Закончив с приготовлениями, я самозабвенно милейше оскалился и ласково пролепетал, сияя острыми клыками:

— Добрый вечер, Манумия-сама.

— Добрый, юноша… — он замолчал на секунду. — Такеши Юто, если я не ошибаюсь?

Подобная учтивость с его стороны была излишня, поскольку доложить о том, кто к нему напрашивается, должны были изначально.

С моего лица не сходила кривая, безобразная и по своему личному подобию мерзкая улыбка. Ведь действительно, разве это не отвратно, когда улыбается только одна часть лица? По-моему, любое слово «против» — это настоящий абсурд, коего мне, в силу моей разумности, не дано будет понять.

— Вы абсолютно правы, директор. Крайне мило с Вашей стороны запоминать имя весьма посредственного ученика — я польщён.

— Ну-ну, не прибедняйся. Птица твоего полёта не может говорить так о себе. Меня даже несколько занимает то, как ты преподносишь себя окружающим, — он подмигнул и ехидно улыбнулся.

Казалось, только мы вдвоем понимали истинную суть, сказанных им слов.

Я не ответил ему улыбкой, хотя до этого заметно скалился, — вместо этого я лишь сомкнул губы и, снова бросив отстранённый взор, сменил тему:

— Как бы то ни было, должно быть, Вы очень удивлены сегодня моему приходу, не так ли?

— Это действительно не то, что происходит из рук вон часто, — заметил Манумия.

— На самом деле, я давно хотел с Вами встретиться и поговорить… — я неторопливо отстукивал пальцами по столу. — Знаете… разговор обещает быть долгим и занимательным, так что…

Если он куда-то торопится, то нормального диалога не получится.

К тому же, мне было любопытно: будет ли он строить из себя дурочка?

— Конечно, я понимаю.

Он хмыкнул, деловито поправил подоги пиджака и нажал на кнопку вызова, что располагалась на телефонном аппарате.
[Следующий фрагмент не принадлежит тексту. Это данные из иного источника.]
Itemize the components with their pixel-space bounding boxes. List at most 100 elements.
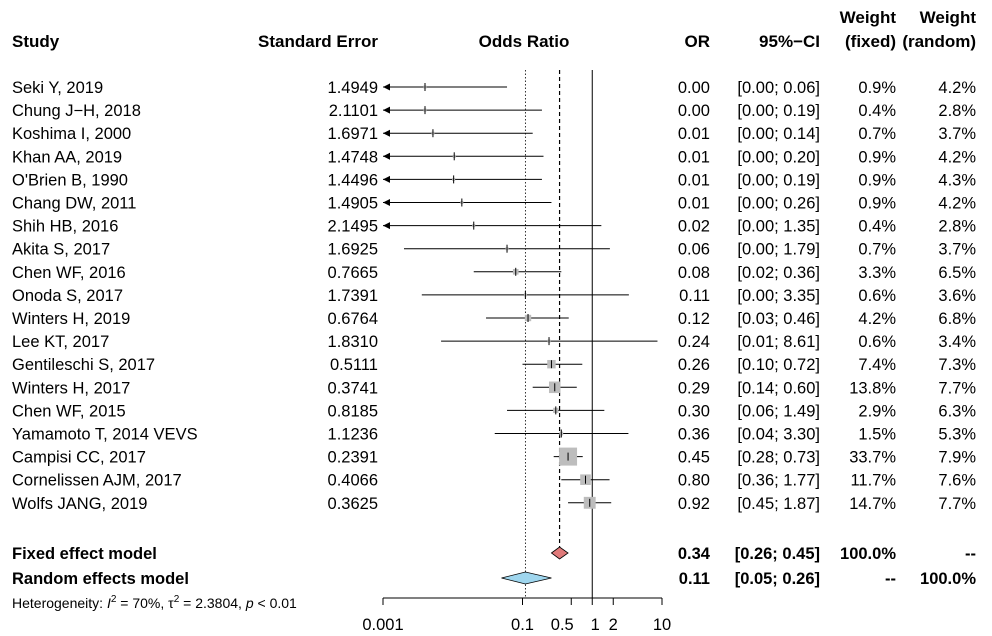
weight-random: 3.7% [938,125,976,143]
weight-random: 3.7% [938,241,976,259]
weight-fixed: 0.7% [858,241,896,259]
confidence-interval: [0.10; 0.72] [737,356,820,374]
header-or: OR [685,32,711,51]
study-row: O'Brien B, 1990 1.4496 0.01 [0.00; 0.19] 0.9… [12,171,976,189]
standard-error: 2.1101 [329,102,378,120]
header-weight-fixed-line2: (fixed) [845,32,896,51]
ci-arrowhead [383,106,390,114]
study-name: Winters H, 2017 [12,379,130,397]
study-name: Lee KT, 2017 [12,333,109,351]
weight-fixed: 2.9% [858,402,896,420]
odds-ratio-value: 0.08 [678,264,710,282]
pooled-or-value: 0.34 [678,545,711,563]
pooled-diamond [501,571,552,585]
standard-error: 0.3741 [328,379,378,397]
weight-fixed: 0.9% [858,171,896,189]
tau-symbol: τ [168,595,174,611]
weight-fixed: 0.6% [858,287,896,305]
study-row: Chung J−H, 2018 2.1101 0.00 [0.00; 0.19] 0.4… [12,102,976,120]
standard-error: 1.4905 [328,195,378,213]
confidence-interval: [0.00; 0.19] [737,102,820,120]
weight-random: 2.8% [938,102,976,120]
confidence-interval: [0.01; 8.61] [737,333,820,351]
odds-ratio-value: 0.00 [678,102,710,120]
study-name: Chen WF, 2016 [12,264,126,282]
odds-ratio-value: 0.02 [678,218,710,236]
study-row: Chen WF, 2015 0.8185 0.30 [0.06; 1.49] 2.9% 6… [12,402,976,420]
study-name: Chung J−H, 2018 [12,102,141,120]
odds-ratio-value: 0.30 [678,402,710,420]
standard-error: 1.8310 [328,333,378,351]
axis-tick-label: 2 [609,616,618,634]
weight-random: 7.7% [938,379,976,397]
odds-ratio-value: 0.29 [678,379,710,397]
reference-lines [524,70,593,598]
study-row: Gentileschi S, 2017 0.5111 0.26 [0.10; 0.72… [12,356,976,374]
odds-ratio-value: 0.12 [678,310,710,328]
study-row: Winters H, 2017 0.3741 0.29 [0.14; 0.60] 13.… [12,379,976,397]
study-name: Gentileschi S, 2017 [12,356,155,374]
pooled-weight-fixed: 100.0% [840,545,896,563]
weight-fixed: 0.4% [858,218,896,236]
study-row: Khan AA, 2019 1.4748 0.01 [0.00; 0.20] 0.9% 4… [12,148,976,166]
confidence-interval: [0.00; 0.14] [737,125,820,143]
weight-random: 2.8% [938,218,976,236]
weight-fixed: 4.2% [858,310,896,328]
header-weight-fixed-line1: Weight [840,8,897,27]
standard-error: 0.8185 [328,402,378,420]
weight-fixed: 7.4% [858,356,896,374]
study-name: Winters H, 2019 [12,310,130,328]
study-name: Chen WF, 2015 [12,402,126,420]
ci-arrowhead [383,83,390,91]
standard-error: 0.4066 [328,472,378,490]
weight-random: 3.6% [938,287,976,305]
study-row: Chen WF, 2016 0.7665 0.08 [0.02; 0.36] 3.3% 6… [12,264,976,282]
weight-random: 6.8% [938,310,976,328]
standard-error: 0.5111 [330,356,378,374]
weight-fixed: 13.8% [849,379,896,397]
study-row: Chang DW, 2011 1.4905 0.01 [0.00; 0.26] 0.9%… [12,195,976,213]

После чего, не двигаясь с места и смотря мне ровно в глаза, он строгим, но вместе с тем сдержанным тоном голоса проговорил:

— Инуя-сан, не могли бы Вы принести мне чашечку чая, как обычно, а молодому человеку напротив меня…

— Кофе.

Грубо перебил я его.

— …а молодому человеку — кофе, пожалуйста,— будто что-то вспомнив, он продолжил, обращаясь уже ко мне: — Может, ещё молока и сахара?

— Три ложки сахара было бы достаточно.

— Только ли?

— Только ли.

Это была одна из тех ситуаций, когда два вполне зрелых человека пытались прочитать друг друга.

Если Я могу обнаглеть, то насколько?

Если он может обнаглеть, то насколько?

Руководствуясь этими вопросами, мы проверяли, в каких пределах будет уступчива или же нагла та или иная сторона. И чем благоразумнее поступает другая сторона, тем она — проницательнее. Проницательность всегда выявляла в диалоге зрелого человека.

А зрелый человек — это уже тот, с кем стоит считаться. И Манумия-сама этот факт прекрасно осознаёт.

— Не буду скрывать, ты мне уже нравишься, Такеши Юто-кун, — он тепло ухмыльнулся. — Ты напоминаешь мне одного человека в его лучшие годы.

— Это здорово, но — не сочтите мне за грубость — я не люблю, когда меня сравнивают с другими людьми.

— Каждый желает быть индивидуальным, хах?

Он пролепетал это с усмешкой, словно бы знал, что говорил. А потому — я поспешил его разуверить:

— Дело не в этом, Манумия-сама, — он заинтересованно вскинул бровь с выражением лица, мол: «Ну же, просвети меня, дружок!». — Просто я считаю, что искать в ком-то тень другого человека — как минимум, нелогично и нерационально.

— …

— Это как если бы Вы ненадолго уверовали в существование призрака и, взяв сачок и верёвку наперевес, отправились за ним на чердак, — я вернул директору смешок. — Разве это — не по-детски?

После моих слов он впервые улыбнулся как-то… иначе: с неким опасным азартом, но без огонька в глазах.

Вижу, мне удалось его зацепить, так что дело осталось за малым.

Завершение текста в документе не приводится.